Liu Feng bagaikan hantu, bergerak begitu cepat sehingga banyak siswa yang menyaksikan merasa penglihatan mereka kabur. Dia telah melesat ke langit dengan empat cincin jiwa. Benar, total empat cincin jiwa telah muncul. Warna utamanya ungu, dan raungan naga samar berputar di sekelilingnya. Seluruh tubuhnya sudah tertutup lapisan sisik putih. Rumput Perak Biru berpola emas melesat keluar dari tangan kanan Lan Xuanyu dan melilit pinggangnya. Dalam sekejap, raungan naga yang tenang menjadi sangat intens.
Semua ini terjadi dalam sekejap mata. Dari ledakan Liu Baochuan hingga pertarungan para siswa tahun pertama tanpa menunjukkan tanda-tanda kelemahan.
Namun, Tatapan Biru Tua hanya mengendalikan Liu Baochuan selama sedetik.
Hampir di saat berikutnya, lapisan es di tubuh Liu Baochuan retak. Basis kultivasinya jauh melampaui keempat lawannya dan dia bahkan mengenakan Armor Pertempurannya. Di bawah peningkatan Lan Xuanyu, kendali Tatapan Biru Tua sangat kuat tetapi waktu yang dapat dikendalikannya masih sangat terbatas.

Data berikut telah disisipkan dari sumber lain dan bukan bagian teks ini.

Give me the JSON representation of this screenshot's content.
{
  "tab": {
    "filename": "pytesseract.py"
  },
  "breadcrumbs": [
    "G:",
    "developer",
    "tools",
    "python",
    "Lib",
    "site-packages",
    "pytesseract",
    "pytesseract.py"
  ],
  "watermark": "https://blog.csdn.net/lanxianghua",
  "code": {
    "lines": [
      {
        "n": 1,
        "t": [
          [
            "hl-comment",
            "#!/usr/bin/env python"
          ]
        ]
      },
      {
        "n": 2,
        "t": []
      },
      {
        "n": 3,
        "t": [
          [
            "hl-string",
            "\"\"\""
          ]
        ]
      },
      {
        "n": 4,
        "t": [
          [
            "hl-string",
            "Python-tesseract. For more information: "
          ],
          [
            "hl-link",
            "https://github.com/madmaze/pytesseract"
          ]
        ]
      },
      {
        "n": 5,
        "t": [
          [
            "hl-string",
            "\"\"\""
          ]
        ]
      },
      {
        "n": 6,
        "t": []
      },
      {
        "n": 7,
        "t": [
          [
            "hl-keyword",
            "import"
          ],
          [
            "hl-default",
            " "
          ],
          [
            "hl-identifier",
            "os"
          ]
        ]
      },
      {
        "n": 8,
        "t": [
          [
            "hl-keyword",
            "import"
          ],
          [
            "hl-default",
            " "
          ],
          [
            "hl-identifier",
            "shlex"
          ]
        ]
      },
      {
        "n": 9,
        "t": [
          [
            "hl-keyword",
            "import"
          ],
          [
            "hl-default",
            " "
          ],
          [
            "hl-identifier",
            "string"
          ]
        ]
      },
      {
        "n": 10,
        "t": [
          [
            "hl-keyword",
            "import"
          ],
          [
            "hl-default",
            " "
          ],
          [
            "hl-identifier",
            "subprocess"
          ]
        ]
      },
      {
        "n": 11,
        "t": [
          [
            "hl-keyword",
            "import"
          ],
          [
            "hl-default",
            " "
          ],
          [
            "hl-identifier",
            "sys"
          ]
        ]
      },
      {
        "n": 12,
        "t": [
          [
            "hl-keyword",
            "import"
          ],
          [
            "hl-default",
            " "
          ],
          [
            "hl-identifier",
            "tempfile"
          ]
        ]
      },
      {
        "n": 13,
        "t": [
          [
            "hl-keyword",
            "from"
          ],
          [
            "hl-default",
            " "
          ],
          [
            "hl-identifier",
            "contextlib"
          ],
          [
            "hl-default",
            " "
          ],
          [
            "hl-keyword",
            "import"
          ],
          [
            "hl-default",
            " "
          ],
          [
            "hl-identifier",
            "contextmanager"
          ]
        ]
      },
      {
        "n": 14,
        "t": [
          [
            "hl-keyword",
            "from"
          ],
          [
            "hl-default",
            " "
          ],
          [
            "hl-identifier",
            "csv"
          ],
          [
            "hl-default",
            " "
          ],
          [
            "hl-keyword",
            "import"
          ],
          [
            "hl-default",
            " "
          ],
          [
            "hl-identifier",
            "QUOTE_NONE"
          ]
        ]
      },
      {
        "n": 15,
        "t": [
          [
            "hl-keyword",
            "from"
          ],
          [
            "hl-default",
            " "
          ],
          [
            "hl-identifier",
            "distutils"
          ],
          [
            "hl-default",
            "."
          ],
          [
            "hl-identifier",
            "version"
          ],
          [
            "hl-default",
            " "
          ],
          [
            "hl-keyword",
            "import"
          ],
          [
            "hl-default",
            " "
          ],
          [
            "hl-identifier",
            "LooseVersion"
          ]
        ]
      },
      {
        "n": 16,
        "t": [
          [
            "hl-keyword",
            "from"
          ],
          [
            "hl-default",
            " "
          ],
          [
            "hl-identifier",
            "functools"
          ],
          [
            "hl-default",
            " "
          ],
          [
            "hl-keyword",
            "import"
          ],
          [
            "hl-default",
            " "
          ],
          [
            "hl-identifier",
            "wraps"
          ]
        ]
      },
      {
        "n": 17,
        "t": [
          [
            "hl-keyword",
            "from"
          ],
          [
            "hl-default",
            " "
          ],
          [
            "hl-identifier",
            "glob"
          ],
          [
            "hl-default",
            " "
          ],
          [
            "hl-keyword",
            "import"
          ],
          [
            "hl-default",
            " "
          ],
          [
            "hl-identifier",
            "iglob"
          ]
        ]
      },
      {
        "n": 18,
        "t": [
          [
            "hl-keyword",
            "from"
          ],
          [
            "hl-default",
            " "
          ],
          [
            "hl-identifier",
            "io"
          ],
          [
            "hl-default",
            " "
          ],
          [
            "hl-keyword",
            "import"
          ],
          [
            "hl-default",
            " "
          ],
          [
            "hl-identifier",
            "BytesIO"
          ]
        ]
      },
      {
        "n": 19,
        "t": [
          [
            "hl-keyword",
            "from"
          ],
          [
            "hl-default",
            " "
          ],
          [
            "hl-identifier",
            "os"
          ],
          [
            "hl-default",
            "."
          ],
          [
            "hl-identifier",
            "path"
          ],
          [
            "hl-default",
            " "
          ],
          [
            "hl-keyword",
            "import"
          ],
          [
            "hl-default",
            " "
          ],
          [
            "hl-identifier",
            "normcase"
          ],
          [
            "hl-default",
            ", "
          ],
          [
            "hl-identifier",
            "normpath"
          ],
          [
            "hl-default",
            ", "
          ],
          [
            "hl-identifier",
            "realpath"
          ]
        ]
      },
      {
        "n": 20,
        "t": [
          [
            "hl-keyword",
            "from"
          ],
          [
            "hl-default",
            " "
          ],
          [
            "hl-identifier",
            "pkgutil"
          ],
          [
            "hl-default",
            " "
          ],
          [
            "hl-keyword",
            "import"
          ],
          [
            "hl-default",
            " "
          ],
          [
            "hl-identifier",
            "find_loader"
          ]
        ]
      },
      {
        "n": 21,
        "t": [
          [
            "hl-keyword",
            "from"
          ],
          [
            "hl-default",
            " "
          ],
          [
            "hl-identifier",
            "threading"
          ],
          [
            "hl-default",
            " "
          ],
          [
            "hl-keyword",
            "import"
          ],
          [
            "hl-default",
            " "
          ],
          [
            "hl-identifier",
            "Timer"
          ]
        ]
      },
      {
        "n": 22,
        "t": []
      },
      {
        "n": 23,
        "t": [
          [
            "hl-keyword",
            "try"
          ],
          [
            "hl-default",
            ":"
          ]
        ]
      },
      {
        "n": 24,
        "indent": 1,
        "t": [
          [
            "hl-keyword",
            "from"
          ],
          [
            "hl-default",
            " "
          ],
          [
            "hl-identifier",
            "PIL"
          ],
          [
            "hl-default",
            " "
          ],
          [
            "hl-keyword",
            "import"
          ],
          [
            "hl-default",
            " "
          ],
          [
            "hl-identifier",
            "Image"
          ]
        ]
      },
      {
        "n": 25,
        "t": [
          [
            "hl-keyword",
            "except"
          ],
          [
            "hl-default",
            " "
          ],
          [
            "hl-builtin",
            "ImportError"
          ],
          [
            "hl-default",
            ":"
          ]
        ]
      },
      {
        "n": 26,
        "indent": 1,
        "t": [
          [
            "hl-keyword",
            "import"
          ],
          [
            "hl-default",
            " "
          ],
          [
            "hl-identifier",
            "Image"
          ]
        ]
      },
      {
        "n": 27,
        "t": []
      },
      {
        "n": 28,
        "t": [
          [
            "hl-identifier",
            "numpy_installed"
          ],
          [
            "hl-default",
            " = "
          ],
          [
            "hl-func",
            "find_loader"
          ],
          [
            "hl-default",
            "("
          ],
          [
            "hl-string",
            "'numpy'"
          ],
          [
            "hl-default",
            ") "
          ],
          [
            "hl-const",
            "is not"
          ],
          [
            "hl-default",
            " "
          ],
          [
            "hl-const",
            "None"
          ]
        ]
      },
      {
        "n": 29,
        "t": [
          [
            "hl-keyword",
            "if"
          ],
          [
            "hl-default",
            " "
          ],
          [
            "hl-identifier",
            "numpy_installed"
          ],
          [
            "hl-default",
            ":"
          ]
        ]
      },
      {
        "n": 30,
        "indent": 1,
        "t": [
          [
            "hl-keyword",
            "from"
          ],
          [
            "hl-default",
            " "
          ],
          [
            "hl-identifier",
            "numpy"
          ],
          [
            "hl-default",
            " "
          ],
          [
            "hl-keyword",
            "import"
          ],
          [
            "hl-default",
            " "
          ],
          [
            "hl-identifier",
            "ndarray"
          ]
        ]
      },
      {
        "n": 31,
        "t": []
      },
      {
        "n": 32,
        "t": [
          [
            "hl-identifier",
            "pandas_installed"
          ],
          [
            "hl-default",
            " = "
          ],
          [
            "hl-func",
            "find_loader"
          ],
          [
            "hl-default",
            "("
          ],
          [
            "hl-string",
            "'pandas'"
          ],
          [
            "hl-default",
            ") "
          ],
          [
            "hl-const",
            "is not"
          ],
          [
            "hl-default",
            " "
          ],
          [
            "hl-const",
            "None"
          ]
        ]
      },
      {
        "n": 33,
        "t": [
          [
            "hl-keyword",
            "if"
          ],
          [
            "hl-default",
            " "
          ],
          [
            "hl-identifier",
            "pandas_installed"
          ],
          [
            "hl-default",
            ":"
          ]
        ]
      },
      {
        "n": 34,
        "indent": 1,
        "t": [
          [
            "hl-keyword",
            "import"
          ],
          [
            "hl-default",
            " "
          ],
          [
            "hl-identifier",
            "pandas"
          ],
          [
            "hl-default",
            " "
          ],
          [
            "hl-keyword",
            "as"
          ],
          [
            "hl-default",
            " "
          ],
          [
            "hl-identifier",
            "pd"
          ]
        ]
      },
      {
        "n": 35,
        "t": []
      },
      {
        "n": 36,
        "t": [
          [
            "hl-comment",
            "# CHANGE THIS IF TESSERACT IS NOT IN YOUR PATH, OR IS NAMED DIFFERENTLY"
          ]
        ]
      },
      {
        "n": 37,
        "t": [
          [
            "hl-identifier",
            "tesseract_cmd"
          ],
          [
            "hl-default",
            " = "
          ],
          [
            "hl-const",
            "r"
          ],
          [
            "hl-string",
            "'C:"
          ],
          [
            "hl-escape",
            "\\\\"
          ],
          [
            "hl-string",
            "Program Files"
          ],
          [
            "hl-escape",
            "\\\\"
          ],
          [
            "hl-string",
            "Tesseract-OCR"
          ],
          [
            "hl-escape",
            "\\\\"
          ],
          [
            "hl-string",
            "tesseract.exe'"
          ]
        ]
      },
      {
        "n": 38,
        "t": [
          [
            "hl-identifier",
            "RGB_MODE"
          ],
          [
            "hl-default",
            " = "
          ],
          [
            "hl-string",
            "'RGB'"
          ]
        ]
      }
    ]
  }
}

Lagipula, Tatapan Biru Tua saat ini agak berbeda dari jurus Penggabungan Jiwa Bela Diri Lan Xuanyu dan Dong Qianqiu.
Namun, jurus jiwa yang digunakannya terputus, dan dia jatuh dari langit dan mendarat di tanah.
Liu Baochuan mendengus dan menggenggam pedangnya dengan kedua tangan. Gelombang aura pedang meledak saat cincin jiwa pertama dan keduanya menyala bersamaan. Tubuhnya berhenti sejenak, tetapi auranya melambung tinggi ke langit. Armor Pertempuran di tubuhnya memancarkan cahaya yang sangat kuat.
Semua orang dapat merasakan bahwa serangannya selanjutnya akan mengguncang bumi.
Tetapi tepat pada saat ini, sebuah kubus emas yang terbuat dari cahaya muncul di hadapannya.
Liu Baochuan terkejut dan tidak berusaha untuk menangkis. Hampir mustahil bagi seorang master jiwa empat cincin untuk menggunakan keterampilan jiwa untuk melukai pengguna Armor Pertempuran.